Heidi continues her physical therapy every day at Pate, but also receives targeted therapy to retrain her brain.
“I love how every day is different,” says Heidi. “You might have individual therapy, occupational therapy – I didn’t realize how neat that was! – speech therapy then meditation and process group where a bunch of us talk about a topic. I love all the therapies, especially physical therapy. When I was doing PT before, it’s just you and the therapist so you don’t socialize, but here you can.”
She’s been amazed at the difference in her life that rehab has made. “My progress has been leaps and bounds. Everyone notices, and says you don’t even sound like the same person. Everything has changed.”

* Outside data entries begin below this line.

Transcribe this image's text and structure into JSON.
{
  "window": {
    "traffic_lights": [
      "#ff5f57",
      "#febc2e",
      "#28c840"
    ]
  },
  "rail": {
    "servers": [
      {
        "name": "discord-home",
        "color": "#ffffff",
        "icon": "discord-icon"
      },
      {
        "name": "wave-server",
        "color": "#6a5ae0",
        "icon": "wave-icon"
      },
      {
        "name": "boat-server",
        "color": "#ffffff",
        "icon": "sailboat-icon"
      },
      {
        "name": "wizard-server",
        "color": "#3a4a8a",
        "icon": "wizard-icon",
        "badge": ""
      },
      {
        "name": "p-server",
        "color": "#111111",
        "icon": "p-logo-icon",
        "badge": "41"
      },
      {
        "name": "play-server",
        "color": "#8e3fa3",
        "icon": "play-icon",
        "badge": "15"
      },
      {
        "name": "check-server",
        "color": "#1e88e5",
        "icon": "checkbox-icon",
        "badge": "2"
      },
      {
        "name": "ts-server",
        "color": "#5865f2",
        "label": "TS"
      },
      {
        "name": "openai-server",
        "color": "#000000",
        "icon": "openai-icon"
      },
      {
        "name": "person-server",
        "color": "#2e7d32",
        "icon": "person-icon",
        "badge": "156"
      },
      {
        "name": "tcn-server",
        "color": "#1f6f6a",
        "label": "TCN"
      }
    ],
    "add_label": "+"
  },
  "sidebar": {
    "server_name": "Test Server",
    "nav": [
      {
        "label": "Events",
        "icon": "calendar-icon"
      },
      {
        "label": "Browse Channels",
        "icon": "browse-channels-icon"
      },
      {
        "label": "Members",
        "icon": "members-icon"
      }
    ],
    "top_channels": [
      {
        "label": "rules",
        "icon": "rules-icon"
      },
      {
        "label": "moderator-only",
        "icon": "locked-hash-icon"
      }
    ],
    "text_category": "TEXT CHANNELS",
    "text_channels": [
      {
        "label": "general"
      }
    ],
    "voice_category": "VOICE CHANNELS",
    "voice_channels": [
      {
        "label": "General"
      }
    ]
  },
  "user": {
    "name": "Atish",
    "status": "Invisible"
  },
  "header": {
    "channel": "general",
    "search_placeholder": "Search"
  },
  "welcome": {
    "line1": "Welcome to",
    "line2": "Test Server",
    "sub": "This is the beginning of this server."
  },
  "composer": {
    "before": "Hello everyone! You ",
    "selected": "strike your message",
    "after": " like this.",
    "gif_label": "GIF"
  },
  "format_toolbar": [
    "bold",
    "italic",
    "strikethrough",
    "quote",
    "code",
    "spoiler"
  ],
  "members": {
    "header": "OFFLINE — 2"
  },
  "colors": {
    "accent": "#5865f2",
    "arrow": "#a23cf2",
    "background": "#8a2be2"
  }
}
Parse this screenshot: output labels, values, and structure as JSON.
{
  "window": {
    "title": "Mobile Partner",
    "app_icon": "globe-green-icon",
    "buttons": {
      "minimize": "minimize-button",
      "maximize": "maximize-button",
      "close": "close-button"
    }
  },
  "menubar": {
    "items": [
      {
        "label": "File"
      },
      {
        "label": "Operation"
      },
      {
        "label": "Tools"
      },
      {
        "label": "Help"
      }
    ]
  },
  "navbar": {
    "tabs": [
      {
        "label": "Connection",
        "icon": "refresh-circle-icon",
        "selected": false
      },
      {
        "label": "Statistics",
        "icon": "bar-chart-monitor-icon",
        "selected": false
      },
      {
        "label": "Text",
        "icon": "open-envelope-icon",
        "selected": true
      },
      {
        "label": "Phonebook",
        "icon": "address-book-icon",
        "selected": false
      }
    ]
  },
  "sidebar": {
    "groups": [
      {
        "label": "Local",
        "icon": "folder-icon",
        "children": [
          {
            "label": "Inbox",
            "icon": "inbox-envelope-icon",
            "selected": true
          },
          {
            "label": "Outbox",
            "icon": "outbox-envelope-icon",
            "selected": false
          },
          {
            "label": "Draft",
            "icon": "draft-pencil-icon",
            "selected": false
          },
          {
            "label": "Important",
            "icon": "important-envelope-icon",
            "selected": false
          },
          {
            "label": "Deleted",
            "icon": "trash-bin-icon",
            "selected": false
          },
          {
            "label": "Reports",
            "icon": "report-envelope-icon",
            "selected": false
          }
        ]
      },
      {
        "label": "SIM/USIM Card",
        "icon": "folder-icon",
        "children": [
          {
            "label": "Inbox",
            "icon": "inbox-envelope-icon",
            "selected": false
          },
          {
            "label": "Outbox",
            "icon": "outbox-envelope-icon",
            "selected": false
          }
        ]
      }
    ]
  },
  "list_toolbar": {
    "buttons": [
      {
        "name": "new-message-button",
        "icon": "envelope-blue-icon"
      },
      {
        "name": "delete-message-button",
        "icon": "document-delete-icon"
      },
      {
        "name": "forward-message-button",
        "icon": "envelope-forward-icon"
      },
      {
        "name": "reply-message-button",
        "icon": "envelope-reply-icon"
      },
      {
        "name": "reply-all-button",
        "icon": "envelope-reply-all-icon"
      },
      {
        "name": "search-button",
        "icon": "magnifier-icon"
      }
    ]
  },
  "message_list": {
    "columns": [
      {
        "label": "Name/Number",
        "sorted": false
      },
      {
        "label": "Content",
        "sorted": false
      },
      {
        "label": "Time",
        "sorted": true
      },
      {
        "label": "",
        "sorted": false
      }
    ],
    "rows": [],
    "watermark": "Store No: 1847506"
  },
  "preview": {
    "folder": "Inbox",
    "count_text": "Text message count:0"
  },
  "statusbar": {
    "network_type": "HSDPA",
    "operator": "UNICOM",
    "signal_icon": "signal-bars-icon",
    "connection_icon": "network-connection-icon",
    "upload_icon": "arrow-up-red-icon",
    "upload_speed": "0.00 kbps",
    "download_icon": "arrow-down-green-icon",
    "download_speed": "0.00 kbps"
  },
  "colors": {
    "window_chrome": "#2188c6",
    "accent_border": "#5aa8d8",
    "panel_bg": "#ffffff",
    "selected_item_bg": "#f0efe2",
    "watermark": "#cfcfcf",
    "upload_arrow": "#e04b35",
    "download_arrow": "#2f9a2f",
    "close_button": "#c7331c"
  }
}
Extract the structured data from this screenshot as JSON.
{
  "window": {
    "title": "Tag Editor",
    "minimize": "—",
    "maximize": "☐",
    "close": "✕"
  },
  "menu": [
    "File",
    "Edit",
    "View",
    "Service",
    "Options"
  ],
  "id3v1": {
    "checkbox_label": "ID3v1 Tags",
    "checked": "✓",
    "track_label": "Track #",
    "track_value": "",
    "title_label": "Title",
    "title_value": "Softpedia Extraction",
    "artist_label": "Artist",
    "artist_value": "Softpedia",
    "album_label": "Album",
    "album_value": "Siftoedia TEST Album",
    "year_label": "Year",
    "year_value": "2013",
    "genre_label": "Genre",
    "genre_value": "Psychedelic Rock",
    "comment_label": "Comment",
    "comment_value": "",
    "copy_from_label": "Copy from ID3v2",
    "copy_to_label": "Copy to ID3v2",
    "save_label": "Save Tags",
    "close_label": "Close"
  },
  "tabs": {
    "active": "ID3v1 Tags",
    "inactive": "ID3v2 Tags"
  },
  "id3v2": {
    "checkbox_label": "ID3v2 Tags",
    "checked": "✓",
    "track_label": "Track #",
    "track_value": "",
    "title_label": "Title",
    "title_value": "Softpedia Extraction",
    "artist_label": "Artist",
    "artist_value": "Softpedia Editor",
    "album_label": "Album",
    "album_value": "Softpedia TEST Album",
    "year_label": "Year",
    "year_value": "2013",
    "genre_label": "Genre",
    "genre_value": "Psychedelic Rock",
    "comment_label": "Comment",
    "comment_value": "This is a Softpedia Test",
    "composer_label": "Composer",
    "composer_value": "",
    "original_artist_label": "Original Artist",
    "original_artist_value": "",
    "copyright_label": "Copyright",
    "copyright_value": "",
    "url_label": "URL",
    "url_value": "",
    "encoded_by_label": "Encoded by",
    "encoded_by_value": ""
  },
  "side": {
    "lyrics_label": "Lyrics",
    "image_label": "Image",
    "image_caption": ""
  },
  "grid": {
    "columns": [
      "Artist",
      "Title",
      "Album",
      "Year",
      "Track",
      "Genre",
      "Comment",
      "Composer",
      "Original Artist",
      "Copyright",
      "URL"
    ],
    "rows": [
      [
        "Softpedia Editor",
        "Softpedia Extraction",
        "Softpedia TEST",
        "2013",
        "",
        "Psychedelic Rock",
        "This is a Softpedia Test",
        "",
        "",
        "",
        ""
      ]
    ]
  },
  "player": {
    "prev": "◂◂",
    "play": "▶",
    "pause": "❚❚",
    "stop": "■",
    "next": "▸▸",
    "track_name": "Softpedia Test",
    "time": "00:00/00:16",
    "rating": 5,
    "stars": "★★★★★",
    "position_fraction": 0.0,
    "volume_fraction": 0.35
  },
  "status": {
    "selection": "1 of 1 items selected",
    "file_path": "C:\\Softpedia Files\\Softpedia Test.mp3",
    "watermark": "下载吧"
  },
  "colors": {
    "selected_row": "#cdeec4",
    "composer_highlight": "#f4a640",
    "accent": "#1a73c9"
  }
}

Heidi feels incredibly lucky. “Had I not come here, I would not be where I am today,” Heidi says. ”I have no doubt. I know that I would not be functioning like I am. I’m so grateful. If I’d stopped at physical therapy I’d still be sitting at home, unhappy. Pate gives me hope. Everyone is phenomenal.“
It’s not just her own progress that is meaningful. “It’s so cool to see other patients improve,” Heidi says. “I love every single person I’ve met here. We’re planning a reunion when we graduate. We’ve gotten to be best friends. I miss them when I’m not here. The staff knew me so well I could hardly wait until Monday. I love it so much and my husband is thrilled. I look forward to it so much I lay out my clothes the next before. I have never experienced anything like this. It’s beyond anything. It’s been the most amazing thing.
I have a mission now. This is the greatest place that ever was and I feel it’s my calling to tell people that.” Heidi’s advice for people experiencing a brain injury is simple. “Life will continue. Maybe a little differently – but you’ll be OK.”
Thanks Heidi, for inspiring us all and showing how far a great rehab attitude will take you.